Polling: Menjalin hubungan dengan pria yang jauh lebih muda. Menurut Anda?

902 views   |   8 shares
  • Cinta bisa datang kapan saja dan kepada siapa saja. Juga pada pria yang usianya lebih muda. Mungkinkah hubungan berjalan dengan baik? Apa saja yang sebaiknya dilakukan jika kita mengalami hal ini?

  • Cinta, dan rasa suka, tidak melulu bisa dikendalikan dengan logis. Sebab kadang, muncul di waktu dan pada orang yang tak bisa ditebak. Bisa begitu saja muncul, dan di luar kontrol. Kita bisa saja jatuh cinta dengan orang yang berasal dari strata pendidikan yang timpang, atau status sosial yang berbeda, hingga kepada pria yang usianya jauh lebih muda.

  • Kedengarannya romantis. Namun, jika hubungan itu tak disertai rasa tanggung jawab untuk menyesuaikan diri, bisa pula berujung pada perpisahan. Perbedaan usia memang mengartikan banyak hal. Perlu banyak penyesuaian.
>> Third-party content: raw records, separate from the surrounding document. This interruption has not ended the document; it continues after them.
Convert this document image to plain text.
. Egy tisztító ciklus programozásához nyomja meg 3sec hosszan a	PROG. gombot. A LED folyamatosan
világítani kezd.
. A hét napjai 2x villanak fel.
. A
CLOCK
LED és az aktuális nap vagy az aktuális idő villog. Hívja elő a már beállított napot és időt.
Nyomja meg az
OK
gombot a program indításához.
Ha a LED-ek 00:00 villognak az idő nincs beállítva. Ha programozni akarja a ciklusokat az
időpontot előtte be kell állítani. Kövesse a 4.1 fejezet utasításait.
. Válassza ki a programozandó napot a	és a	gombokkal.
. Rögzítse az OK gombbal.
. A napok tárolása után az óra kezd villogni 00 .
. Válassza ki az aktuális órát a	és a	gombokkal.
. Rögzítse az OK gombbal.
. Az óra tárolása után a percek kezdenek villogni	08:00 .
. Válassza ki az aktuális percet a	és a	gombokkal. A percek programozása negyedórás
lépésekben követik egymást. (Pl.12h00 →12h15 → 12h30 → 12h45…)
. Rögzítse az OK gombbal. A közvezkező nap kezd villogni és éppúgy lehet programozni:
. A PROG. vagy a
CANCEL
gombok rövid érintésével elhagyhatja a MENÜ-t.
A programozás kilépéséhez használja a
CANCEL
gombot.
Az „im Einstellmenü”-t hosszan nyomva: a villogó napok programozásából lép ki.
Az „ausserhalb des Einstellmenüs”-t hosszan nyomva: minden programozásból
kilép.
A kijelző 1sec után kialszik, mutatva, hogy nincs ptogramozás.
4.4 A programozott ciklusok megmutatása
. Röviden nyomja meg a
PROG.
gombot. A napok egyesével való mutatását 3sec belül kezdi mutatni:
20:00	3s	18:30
Kedua belah pihak harus saling membuka diri.

  • Menjalin hubungan dengan pria yang lebih muda tentu ada tantangan tersendiri. Bisa jadi, dari segi ekonomi, dia sudah mapan dan berkeinginan untuk menjalin hubungan yang serius ke pernikahan. Namun, Anda perlu mengetahui kelebihan dan kekurangan menikah dengan pria berusia lebih muda dan masalah yang mungkin dihadapi.

  • Menurut psikolog Monty Satiadarma, usia lebih muda terkadang memiliki kecenderungan kurang matang, terkesan lebih kekanak-kanakan dan minta perhatian, tapi banyak juga yang usianya lebih muda justru bersikap lebih dewasa daripada yang usianya lebih tua.

  • Akan menjadi lebih baik jika Anda tidak terlalu memerhatikan kesenjangan usia, melainkan lebih memerhatikan kebutuhan satu sama lain dan keinginan untuk saling mendukung, menunjang, dan mengisi kebutuhan masing-masing pihak. Belum tentu hal ini berlangsung lancar. Adakalanya terjadi konflik, benturan, kekurangselarasan, tetapi hindari alasan kesenjangan usia ketika langkah bersama telah berlangsung.

  • Memang benar, secara rasional yang lebih tua bisa berperan sebagai pengayom bagi yang lebih muda. Namun, adakalanya yang lebih muda justru mengayomi yang lebih tua. Jadi, jangan cemas dengan masalah yang akan dihadapi karena masalah akan selalu ada, walau tanpa kesenjangan usia. Amat penting untuk senantiasa siap menghadapi masalah dalam memberikan dukungan kepada pasangan hidup.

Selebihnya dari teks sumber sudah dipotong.